| Created: 5/21/95 | Updated: 8/18/98 |
| Objectives | Background | Work Accomplised |
Existing thermal derating procedures give the design team a false sense of security about achieving increased reliability at lower temperatures. Lower temperatures may not necessarily increase reliability, since some of the failure mechanisms are inversely dependent on temperature; for example, device technologies with hot electrons as the dominant mechanism may have lower reliability at lower temperatures. Even for microelectronic technologies in which temperature is a dominant failure accelerator, steady-state temperature thresholds, affecting device sensitivity to various forms of temperature stress, are a function of device architecture, materials, manufacturing defects, and other non- temperature-related operational stresses. Assigning a generic value of lower temperature to a technology, based on the assumption that all devices operating at that lower value of temperature will be reliable, is thus arbitrary.
Current thermal derating guidelines do not account for the dominant failure mechanisms or their temperature dependencies [Brummet 1982, Eskin 1984, Naval Air Systems Command AS- 4613 1976, Westinghouse 1986]. Temperature- cycle effects that have not been accounted for in device derating criteria are failure accelerators at mating interfaces. The maximum number of temperature cycles that the device can endure is a function of fatigue failure mechanisms, such as wire-interconnect fatigue, die fracture, or die and substrate attach fatigue. These mechanisms may or may not be dominant in the device architecture, depending on the stresses generated at the mating interfaces, which are a function of interface geometry, and on material characteristics, including CTE mismatches.

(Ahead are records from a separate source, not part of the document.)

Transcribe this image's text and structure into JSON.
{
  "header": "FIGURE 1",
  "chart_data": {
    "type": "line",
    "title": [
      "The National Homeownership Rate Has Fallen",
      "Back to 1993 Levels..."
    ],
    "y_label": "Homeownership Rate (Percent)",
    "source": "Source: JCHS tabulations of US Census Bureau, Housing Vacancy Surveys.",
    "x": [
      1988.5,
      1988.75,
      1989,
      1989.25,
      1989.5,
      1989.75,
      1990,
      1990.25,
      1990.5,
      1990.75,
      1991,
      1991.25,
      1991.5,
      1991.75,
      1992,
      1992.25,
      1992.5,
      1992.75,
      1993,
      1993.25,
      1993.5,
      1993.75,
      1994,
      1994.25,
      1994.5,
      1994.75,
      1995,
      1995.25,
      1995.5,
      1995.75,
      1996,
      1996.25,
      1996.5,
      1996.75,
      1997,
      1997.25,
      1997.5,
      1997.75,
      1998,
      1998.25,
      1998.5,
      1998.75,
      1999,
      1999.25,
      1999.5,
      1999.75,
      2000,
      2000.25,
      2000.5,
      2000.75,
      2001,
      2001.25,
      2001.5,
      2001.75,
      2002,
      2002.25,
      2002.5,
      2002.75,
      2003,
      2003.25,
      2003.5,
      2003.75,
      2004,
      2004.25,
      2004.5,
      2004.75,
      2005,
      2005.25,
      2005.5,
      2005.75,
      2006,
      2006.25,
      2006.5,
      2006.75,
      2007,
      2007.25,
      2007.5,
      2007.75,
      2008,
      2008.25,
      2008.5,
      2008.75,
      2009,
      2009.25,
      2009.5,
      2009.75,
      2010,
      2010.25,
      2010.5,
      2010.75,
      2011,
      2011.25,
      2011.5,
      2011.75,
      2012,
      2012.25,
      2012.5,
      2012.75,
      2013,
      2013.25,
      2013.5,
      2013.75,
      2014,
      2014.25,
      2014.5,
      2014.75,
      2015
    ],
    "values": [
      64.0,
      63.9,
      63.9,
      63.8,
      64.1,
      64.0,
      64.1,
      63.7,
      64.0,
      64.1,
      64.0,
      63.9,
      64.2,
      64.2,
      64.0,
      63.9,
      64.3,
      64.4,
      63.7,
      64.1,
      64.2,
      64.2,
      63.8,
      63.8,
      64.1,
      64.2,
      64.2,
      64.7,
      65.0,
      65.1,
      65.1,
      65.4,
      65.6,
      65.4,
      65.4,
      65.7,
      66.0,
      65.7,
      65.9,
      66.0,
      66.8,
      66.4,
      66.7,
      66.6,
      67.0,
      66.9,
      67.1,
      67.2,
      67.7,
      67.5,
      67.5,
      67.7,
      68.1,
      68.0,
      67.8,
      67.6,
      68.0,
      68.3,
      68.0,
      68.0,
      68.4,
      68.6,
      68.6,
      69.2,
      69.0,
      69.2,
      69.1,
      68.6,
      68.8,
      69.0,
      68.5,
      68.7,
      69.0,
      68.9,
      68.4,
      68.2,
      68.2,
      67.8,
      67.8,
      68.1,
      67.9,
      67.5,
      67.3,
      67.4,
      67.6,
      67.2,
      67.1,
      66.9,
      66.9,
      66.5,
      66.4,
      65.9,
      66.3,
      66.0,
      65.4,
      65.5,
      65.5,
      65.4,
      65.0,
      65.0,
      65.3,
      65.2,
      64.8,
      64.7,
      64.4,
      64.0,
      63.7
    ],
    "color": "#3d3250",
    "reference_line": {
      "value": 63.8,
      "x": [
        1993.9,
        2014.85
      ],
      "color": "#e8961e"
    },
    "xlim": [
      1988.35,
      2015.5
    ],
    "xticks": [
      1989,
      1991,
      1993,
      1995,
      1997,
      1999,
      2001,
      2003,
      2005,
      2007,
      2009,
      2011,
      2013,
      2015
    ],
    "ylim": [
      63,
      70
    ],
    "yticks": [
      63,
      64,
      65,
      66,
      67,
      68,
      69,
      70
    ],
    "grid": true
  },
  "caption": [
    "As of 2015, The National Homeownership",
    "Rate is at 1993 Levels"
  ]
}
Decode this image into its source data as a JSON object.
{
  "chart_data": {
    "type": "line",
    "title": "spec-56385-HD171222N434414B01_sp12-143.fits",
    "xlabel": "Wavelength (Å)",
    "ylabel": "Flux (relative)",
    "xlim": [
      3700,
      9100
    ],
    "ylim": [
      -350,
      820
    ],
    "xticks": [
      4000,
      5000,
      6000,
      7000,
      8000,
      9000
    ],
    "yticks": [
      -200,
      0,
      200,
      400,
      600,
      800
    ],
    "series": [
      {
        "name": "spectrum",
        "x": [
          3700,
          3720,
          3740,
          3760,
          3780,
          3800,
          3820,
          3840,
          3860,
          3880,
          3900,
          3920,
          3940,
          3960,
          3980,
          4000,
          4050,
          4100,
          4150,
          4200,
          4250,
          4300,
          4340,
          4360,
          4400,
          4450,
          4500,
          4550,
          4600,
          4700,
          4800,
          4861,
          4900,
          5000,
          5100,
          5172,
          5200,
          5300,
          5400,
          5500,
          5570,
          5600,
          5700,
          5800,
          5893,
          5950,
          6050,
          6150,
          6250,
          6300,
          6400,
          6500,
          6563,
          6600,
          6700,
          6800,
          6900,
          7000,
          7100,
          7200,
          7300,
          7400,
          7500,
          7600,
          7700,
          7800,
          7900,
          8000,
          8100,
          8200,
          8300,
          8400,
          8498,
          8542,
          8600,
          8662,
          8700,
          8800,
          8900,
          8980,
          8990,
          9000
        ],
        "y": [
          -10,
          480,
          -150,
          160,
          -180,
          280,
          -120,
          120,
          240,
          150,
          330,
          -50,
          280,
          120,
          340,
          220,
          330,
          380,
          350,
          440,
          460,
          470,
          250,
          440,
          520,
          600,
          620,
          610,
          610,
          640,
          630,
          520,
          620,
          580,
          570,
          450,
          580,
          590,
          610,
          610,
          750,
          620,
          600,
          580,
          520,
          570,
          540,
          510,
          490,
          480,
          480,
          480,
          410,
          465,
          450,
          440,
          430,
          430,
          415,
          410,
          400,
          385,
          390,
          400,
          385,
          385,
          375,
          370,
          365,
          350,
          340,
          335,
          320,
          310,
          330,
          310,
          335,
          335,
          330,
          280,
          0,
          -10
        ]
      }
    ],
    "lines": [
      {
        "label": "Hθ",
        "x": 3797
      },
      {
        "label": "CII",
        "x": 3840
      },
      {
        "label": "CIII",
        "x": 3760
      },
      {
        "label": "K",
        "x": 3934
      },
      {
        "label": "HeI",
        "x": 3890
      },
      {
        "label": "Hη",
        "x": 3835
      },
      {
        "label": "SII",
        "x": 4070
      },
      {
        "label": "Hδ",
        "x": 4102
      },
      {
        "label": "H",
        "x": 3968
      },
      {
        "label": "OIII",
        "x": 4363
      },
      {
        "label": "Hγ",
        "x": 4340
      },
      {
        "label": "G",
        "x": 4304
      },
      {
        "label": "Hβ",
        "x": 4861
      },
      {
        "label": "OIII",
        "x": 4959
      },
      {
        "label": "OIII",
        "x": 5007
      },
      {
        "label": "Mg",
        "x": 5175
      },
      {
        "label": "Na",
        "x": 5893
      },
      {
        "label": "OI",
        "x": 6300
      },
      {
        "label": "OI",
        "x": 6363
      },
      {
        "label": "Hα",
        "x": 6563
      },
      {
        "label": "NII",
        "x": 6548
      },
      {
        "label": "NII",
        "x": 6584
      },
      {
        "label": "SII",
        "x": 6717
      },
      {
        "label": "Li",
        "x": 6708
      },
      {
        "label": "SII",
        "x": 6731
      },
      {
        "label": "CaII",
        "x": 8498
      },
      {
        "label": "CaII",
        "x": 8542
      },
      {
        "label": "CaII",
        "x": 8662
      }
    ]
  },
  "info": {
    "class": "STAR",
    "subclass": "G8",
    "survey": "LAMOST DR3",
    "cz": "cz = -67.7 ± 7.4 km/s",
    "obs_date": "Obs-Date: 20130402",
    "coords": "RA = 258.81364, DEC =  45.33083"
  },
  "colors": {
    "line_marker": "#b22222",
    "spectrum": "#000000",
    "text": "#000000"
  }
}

Current device derating guidelines do not account for temperature gradient effects on reliability. Typically, localized temperature gradients exist in the chip metallization, chip, substrate, and package case, due to sudden variations in conductivity produced by defects in the form of voids or cracks. The locations of maximum temperature gradients in chip metallization are sites for mass transfer mechanisms, including electromigration. Electromigration is also accelerated by temperature and current density. Therefore, device reliability - for mechanisms with a dominant dependence on more than one operating stress (temperature and non- temperature), complicated by dependence on magnitudes of manufacturing defects - needs to be maximized by more than just lowering temperature, as existing derating criteria do.
Interaction of various temperature and non- temperature stresses that
modify the dominant dependence of failure mechanisms on one or more of
the stresses is not accounted for in current thermal derating methodology.
Temperature transients generated by the duty cycle (ON/(ON+OFF)) modify
the dependence of the metallization corrosion on steady-state temperature.
At low duty-cycle values, metallization corrosion has a dominant dependence
on steady-state temperature. However, at higher values ( ÷ in neighborhood
of 1.0), metallization corrosion has a dominant dependence on duty-cycle
and a mild dependence on steady-state temperature.